A Resolução nº 5 (da ICC-ASP/10), revista pela ICC-ASP/17, estabece aquela distinção finalística do controle de não-cooperação. Ela é o documento básico do monitoramento político afeto à Assembleia dos Estados Membros. (em pdf abaixo)
O mecanismo de monitoramento é também bi-fásico:
- (i) Judicial, que é a primeira fase e cuja realização é pressuposto da segunda, a política, e tem fundamento no artigo 87, §§ 5º e 7º, do Estatuto.
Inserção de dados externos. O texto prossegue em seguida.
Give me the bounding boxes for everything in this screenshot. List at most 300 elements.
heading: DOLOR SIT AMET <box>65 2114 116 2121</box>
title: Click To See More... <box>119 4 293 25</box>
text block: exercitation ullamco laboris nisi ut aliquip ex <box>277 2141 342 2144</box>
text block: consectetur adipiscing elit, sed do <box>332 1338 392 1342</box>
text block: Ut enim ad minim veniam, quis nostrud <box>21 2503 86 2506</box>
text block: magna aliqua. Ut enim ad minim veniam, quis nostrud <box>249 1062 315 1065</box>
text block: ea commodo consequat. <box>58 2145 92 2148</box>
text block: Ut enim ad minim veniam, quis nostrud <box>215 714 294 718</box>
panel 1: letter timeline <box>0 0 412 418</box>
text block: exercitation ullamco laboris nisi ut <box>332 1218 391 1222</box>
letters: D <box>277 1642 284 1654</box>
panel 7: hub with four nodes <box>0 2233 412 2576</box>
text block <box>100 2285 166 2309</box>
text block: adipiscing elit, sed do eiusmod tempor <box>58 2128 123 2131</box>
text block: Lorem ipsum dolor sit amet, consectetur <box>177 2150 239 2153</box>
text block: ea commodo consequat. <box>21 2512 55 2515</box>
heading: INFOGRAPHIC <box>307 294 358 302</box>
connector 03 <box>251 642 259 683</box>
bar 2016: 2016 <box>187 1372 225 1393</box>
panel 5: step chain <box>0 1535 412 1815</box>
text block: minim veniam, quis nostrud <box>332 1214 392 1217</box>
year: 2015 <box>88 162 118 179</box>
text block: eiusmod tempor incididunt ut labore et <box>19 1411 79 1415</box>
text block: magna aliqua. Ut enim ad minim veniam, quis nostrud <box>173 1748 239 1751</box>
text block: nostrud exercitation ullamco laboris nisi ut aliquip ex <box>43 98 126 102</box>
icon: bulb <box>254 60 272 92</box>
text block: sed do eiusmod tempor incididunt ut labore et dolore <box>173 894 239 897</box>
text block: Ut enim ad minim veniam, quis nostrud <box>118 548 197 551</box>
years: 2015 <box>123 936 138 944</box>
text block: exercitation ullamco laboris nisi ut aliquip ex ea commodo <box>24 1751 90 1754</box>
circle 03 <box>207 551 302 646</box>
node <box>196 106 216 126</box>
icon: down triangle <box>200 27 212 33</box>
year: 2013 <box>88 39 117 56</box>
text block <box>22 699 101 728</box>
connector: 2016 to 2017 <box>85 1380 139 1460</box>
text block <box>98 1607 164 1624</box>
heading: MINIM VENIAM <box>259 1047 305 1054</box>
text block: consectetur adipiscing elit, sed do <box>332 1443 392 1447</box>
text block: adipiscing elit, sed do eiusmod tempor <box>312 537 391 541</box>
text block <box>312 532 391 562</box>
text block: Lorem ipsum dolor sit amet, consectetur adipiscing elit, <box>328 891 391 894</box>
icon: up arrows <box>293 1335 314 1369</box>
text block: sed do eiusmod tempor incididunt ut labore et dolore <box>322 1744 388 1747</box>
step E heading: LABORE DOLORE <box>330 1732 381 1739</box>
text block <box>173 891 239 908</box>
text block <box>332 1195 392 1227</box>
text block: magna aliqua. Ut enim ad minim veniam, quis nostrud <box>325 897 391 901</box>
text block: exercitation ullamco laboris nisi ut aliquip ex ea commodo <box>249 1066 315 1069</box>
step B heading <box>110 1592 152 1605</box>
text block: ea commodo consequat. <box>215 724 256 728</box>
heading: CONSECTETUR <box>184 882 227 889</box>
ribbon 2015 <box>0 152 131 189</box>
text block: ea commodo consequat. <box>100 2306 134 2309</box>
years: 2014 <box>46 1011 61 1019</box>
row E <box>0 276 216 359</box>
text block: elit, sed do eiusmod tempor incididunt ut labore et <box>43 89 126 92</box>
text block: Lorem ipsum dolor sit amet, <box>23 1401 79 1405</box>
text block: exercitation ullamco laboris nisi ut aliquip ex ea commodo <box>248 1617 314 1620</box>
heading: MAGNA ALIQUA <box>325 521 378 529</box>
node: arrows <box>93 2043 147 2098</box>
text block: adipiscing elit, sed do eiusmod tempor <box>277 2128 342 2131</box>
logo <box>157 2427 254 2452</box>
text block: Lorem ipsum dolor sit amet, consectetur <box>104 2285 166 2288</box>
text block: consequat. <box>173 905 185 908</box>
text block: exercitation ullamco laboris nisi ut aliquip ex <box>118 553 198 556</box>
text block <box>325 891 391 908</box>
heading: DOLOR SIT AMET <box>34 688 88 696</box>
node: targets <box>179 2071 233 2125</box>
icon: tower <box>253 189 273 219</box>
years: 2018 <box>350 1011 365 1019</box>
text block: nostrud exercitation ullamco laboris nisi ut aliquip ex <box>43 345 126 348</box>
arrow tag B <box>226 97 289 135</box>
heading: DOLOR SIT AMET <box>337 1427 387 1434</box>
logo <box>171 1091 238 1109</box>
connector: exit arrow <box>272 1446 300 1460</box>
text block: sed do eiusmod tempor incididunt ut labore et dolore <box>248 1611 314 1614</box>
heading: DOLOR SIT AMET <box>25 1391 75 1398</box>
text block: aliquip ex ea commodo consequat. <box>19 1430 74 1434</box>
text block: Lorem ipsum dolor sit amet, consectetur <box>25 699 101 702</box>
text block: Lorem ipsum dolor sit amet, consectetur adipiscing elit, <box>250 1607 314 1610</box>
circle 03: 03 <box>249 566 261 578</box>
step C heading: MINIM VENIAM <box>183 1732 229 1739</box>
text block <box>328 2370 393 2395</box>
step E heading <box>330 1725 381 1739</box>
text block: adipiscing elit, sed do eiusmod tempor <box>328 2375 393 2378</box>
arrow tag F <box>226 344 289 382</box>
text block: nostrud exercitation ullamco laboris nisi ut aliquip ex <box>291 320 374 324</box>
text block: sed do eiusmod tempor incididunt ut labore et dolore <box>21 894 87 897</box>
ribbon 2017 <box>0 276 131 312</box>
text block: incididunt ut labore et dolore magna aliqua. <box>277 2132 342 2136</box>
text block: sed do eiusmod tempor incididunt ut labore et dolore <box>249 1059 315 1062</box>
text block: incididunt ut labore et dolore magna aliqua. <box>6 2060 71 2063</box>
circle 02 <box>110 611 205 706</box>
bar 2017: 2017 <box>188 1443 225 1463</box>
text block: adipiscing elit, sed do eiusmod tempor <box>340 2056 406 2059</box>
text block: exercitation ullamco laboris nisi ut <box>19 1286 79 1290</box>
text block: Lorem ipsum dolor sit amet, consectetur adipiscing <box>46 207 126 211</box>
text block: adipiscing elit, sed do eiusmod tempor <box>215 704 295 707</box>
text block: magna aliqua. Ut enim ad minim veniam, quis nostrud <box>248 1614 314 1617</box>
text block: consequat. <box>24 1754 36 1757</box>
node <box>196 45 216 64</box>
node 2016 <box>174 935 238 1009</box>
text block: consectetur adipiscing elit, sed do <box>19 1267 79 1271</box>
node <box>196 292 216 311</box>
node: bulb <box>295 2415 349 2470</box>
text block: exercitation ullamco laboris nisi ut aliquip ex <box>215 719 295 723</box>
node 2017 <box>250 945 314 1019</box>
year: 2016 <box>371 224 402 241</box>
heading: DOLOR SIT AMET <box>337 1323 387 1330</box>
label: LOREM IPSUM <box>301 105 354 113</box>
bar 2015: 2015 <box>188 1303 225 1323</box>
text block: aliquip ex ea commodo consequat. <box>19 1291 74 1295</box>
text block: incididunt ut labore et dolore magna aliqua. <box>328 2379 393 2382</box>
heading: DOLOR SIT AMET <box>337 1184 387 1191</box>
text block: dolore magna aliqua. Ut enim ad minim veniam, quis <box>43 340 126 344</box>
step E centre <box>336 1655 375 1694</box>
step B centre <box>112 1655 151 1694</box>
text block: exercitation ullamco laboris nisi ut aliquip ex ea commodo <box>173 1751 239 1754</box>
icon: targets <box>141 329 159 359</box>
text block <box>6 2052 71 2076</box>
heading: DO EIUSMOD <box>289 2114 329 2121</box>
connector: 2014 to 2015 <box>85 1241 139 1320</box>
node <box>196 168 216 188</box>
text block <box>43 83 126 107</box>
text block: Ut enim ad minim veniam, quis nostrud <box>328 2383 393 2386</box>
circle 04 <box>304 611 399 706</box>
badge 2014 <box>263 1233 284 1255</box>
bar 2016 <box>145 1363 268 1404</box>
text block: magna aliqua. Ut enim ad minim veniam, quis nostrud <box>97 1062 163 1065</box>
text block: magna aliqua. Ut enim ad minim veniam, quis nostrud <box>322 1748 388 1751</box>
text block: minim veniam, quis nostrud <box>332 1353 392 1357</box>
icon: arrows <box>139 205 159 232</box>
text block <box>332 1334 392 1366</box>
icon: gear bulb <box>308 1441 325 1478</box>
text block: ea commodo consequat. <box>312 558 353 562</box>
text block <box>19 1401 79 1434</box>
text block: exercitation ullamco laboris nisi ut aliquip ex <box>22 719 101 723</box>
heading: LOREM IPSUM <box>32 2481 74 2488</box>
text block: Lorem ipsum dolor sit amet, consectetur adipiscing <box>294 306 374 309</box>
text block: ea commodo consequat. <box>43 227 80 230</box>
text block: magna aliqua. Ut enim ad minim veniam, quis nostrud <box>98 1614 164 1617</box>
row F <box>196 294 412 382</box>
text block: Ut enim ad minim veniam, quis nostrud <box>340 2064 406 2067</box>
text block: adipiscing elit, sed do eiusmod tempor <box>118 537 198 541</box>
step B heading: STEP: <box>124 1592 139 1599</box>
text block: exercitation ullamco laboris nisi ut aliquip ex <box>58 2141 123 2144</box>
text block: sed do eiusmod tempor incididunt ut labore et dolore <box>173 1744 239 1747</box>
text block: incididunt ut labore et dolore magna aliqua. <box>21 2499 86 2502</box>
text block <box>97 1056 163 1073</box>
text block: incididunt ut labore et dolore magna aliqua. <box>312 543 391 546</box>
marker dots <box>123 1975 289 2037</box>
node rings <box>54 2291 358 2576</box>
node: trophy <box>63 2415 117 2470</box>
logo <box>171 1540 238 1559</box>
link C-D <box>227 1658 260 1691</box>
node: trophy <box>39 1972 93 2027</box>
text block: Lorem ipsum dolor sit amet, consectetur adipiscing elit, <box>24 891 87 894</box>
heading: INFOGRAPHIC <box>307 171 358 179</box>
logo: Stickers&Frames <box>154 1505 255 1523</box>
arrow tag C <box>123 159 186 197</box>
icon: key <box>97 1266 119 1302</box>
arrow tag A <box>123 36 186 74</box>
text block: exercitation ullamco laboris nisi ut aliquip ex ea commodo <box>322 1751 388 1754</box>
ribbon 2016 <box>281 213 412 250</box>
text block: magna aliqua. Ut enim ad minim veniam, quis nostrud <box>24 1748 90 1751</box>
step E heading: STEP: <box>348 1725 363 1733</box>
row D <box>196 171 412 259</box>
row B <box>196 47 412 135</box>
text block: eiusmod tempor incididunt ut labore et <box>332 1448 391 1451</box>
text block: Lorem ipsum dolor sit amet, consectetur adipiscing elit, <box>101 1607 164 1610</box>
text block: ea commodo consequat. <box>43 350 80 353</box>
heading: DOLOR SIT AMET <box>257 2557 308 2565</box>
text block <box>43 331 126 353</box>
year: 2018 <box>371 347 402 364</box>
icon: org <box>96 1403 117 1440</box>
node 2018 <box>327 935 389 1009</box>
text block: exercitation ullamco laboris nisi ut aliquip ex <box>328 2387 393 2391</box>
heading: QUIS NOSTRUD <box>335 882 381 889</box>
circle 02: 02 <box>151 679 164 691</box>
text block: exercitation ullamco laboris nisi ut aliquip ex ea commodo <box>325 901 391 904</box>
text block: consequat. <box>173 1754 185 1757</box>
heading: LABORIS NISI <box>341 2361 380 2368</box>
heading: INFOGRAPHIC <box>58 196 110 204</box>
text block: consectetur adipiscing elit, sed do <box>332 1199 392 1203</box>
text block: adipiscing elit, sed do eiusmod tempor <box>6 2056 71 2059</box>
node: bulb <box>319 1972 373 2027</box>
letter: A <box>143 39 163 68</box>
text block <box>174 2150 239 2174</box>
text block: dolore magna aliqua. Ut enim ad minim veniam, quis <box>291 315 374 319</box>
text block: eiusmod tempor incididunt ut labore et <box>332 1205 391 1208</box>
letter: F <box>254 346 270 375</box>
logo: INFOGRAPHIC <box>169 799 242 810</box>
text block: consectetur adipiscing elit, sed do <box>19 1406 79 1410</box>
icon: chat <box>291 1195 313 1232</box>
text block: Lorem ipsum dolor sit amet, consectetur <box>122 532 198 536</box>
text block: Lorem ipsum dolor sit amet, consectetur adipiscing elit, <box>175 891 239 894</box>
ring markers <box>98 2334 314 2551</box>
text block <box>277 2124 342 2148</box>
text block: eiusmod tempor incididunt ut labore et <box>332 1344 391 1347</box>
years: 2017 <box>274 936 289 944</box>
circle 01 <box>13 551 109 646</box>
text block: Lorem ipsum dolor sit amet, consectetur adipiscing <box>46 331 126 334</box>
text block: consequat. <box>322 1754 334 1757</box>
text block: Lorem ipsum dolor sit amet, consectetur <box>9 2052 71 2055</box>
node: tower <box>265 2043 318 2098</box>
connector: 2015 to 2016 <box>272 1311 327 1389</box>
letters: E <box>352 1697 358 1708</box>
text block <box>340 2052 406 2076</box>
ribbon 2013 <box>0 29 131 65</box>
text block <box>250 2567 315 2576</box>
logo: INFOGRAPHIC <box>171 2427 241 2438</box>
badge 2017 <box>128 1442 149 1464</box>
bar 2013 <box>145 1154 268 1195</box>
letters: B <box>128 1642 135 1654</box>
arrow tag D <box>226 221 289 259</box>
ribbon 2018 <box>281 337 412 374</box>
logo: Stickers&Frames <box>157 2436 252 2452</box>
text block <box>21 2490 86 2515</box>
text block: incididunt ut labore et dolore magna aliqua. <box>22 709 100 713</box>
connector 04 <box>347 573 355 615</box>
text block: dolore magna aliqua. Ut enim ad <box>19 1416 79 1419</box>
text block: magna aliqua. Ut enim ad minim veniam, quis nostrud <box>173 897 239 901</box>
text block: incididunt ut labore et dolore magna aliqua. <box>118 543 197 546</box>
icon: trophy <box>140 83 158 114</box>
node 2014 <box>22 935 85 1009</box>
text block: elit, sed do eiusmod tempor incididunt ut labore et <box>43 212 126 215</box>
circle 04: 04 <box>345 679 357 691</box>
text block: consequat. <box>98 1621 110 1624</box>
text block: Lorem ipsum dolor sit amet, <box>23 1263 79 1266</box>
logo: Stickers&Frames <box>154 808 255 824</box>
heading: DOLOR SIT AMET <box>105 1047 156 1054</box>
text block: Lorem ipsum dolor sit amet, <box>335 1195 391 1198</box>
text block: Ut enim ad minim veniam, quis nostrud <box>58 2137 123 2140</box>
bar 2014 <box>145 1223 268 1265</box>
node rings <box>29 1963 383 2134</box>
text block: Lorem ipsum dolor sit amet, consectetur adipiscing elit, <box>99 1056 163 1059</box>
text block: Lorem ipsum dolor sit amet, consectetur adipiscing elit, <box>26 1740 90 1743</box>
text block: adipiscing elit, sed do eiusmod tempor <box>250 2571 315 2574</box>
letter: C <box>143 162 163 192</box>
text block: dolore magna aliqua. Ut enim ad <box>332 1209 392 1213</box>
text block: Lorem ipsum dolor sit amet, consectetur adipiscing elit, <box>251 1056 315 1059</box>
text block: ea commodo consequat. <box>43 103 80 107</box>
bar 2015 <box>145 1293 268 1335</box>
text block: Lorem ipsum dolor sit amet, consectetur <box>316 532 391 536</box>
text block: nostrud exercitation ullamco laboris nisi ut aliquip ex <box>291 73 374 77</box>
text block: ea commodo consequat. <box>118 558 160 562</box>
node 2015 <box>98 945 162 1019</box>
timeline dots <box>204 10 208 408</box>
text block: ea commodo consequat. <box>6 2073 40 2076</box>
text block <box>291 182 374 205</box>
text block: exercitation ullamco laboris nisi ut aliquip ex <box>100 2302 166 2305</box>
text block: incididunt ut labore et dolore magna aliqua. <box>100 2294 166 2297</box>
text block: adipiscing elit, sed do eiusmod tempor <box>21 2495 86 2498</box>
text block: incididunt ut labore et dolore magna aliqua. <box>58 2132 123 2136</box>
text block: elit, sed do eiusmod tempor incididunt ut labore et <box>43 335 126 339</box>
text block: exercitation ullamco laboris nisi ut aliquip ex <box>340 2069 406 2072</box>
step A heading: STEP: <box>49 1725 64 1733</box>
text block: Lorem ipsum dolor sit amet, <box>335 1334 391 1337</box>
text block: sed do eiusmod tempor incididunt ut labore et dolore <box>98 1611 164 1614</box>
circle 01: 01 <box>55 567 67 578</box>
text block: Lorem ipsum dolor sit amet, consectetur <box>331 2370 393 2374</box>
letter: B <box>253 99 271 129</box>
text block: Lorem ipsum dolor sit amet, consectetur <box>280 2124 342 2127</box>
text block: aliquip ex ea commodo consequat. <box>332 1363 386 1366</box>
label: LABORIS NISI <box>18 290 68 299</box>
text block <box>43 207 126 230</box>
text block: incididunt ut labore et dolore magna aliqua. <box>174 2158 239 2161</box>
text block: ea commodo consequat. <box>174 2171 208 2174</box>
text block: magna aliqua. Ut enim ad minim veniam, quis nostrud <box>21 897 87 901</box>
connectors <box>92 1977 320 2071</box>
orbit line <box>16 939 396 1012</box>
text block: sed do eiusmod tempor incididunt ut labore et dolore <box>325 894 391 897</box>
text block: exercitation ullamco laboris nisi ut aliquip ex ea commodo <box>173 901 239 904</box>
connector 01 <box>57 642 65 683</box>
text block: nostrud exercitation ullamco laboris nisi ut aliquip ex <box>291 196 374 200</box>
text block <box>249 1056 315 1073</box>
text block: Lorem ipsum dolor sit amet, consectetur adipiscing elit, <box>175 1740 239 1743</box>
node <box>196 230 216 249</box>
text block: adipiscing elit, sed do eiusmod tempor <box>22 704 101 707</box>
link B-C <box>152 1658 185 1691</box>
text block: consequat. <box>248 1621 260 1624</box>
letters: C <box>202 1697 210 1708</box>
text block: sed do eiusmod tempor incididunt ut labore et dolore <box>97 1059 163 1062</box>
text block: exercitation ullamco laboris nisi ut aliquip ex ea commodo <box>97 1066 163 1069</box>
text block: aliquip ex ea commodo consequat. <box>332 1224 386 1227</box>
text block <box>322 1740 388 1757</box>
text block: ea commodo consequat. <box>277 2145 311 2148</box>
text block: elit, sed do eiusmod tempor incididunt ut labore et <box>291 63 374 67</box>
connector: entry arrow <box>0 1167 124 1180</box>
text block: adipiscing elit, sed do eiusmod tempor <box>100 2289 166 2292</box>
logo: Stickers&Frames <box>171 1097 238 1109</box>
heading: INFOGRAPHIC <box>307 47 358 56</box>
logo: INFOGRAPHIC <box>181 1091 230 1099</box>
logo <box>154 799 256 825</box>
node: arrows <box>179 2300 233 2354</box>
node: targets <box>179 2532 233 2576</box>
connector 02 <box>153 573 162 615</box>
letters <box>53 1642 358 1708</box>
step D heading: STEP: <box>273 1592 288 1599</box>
É facultativa, ficando na dependência do órgão judicial cuja ordem foi objeto de solicitação de cooperação.
- (ii) Politica, que é seguda fase e que é deflagrada pela representação de não-cooperação feita pelo TIP-Tribunal Internacional Penal, com base no artigo 112, § 2º, Estatuto.
Nesse post, tratamos do (b) Monitoramente de atendimento de cooperação, suas duas fases, judicial e política.
3. Ratio Essendi da Cooperação
O Estatuto de Roma estabelece a necessária interlocução entre o TIP e o Estado membro diante de uma intercorrência no processo de solicitação de cooperação, facultando-lhe proceder às notificações, consultas e informações necessárias com o órgão judicial solicitante da cooperação através da Secretaria (Registrar).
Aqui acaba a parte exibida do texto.